These are the building blocks of investment portfolios. Your risk profile – how much risk you can and should be prepared to take on – will help determine the appropriate mix of these basic components in your portfolio, usually called the asset allocation.
There are several other factors to consider such as how investments are taxed, and the choice of fund managers and institutions, which can make a substantial difference to your returns, but asset allocation is almost certainly the key decision.

 

Pensions and Retirement

The taxation of pensions drastically changed in April 2006, opening up both opportunities and potential pitfalls. At the time, HM Revenue and Customs described the process of change as ‘simplification’. While this description was correct initially, a steady flow of Budget revisions since – mainly aimed at increasing revenue for the Exchequer – have recreated a labyrinth of complexity.
Eight years on from the ‘simplification’ tax changes, in the 2014 Budget the Chancellor announced a new wave of pension tax reforms.

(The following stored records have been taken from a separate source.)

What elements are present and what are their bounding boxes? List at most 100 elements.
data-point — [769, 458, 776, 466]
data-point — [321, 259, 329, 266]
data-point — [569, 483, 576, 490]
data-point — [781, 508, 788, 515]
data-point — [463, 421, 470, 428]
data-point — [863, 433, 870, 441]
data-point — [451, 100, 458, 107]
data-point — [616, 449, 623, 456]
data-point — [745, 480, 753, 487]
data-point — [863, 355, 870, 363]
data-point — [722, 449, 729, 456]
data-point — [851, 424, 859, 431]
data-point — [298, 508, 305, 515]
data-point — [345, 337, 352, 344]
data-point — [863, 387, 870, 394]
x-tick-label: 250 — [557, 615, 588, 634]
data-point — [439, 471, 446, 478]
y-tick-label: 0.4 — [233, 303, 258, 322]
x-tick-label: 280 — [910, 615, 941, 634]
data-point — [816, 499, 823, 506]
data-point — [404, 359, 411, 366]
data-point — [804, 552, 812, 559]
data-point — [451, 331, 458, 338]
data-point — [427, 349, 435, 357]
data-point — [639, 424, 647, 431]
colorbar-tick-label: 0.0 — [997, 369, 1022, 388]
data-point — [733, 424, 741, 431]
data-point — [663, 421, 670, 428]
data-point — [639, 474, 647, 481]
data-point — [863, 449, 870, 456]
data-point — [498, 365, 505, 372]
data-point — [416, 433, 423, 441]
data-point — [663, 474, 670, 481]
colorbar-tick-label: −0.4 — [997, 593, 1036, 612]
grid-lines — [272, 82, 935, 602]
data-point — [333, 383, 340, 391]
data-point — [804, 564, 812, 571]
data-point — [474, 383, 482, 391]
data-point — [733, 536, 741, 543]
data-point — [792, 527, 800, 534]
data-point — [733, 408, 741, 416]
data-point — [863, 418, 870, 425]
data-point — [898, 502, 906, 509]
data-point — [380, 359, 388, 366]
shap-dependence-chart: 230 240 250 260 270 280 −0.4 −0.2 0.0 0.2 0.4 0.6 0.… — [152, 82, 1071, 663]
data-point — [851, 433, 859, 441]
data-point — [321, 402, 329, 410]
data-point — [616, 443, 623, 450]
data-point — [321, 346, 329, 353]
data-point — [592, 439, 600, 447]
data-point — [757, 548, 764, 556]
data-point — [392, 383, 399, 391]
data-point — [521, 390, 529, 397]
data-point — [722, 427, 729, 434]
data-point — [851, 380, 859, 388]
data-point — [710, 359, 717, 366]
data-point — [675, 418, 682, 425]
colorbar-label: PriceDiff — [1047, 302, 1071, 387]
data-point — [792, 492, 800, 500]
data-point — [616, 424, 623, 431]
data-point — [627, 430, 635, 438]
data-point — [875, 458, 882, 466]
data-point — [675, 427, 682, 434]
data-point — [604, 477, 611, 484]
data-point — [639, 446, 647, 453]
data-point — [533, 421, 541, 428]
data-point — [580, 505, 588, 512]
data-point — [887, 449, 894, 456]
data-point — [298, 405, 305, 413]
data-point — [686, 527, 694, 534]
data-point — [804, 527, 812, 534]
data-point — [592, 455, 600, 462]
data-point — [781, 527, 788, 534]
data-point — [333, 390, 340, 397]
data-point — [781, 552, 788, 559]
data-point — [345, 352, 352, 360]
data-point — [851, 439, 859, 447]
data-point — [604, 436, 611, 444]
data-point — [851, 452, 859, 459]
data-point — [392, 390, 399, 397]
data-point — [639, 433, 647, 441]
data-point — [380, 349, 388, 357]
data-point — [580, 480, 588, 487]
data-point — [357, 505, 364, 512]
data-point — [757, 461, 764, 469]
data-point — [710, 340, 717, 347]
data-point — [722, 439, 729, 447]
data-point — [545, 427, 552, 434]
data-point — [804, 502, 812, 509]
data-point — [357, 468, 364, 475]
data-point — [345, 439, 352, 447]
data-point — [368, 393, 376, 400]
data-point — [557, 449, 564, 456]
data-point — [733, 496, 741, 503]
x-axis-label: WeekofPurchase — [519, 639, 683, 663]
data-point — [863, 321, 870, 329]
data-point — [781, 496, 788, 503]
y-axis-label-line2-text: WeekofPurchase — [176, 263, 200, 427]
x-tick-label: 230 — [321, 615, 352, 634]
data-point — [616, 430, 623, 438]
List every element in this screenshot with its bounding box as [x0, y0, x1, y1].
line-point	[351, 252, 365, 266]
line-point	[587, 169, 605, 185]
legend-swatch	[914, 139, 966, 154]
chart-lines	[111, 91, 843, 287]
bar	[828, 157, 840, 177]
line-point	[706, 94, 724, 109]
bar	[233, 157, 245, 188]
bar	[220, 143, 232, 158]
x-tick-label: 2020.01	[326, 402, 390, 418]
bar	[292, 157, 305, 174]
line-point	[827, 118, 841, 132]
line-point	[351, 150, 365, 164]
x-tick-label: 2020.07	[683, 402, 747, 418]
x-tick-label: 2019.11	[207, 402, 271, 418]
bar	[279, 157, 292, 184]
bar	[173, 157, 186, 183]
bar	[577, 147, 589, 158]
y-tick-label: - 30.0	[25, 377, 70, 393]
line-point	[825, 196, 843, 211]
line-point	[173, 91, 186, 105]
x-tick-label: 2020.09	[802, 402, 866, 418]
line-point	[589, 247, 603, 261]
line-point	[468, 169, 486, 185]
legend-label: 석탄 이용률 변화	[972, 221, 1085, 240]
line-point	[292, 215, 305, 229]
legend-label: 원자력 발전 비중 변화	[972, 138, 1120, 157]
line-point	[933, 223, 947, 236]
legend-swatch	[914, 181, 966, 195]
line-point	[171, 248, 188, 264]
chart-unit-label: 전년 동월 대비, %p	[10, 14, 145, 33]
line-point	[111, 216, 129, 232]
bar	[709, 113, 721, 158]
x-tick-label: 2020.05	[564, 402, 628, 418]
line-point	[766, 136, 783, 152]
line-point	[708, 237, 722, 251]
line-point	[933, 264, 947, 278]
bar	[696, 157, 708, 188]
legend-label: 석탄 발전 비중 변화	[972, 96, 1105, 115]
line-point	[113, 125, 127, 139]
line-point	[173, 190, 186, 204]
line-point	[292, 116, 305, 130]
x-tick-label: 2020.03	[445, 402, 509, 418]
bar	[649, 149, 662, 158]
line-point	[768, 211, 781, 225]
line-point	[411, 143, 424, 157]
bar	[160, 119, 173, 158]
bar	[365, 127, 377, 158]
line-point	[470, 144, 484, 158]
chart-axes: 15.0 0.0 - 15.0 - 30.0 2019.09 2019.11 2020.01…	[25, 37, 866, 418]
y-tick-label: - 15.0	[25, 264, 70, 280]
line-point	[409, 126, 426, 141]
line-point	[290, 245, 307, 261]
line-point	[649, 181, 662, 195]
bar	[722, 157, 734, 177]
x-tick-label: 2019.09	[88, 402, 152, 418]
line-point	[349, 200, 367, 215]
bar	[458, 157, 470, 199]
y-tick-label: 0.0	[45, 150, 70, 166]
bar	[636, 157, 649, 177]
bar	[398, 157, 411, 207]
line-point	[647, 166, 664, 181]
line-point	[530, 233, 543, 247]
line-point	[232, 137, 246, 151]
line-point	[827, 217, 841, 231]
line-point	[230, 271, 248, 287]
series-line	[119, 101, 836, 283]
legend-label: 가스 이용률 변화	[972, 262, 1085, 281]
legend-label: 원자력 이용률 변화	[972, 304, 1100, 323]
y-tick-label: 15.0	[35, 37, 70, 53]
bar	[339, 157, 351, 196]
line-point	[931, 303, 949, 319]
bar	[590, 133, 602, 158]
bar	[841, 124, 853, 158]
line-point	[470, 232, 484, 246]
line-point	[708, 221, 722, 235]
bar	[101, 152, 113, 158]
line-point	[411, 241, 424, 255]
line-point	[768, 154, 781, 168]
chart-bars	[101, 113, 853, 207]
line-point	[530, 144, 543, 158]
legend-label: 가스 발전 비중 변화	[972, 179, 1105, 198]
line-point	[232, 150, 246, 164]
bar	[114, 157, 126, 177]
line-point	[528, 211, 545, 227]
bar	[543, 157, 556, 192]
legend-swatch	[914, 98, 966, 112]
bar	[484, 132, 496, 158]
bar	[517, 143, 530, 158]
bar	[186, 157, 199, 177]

In April 2016, an equally seismic pension change happened, to state pensions. A single-tier state pension has replaced both the basic state pension and the second state pension, leaving a new structure better suited to integration with another pension reform now being phased in – the introduction of auto-enrolment.

The government has also introduced caps on the amount that can be invested in pension contributions in each tax year and penalties on large pension pots just over £1m.

The welter of past, present and future changes make now  a good moment to review your pension arrangements and possibly look at alternative methods of retirement.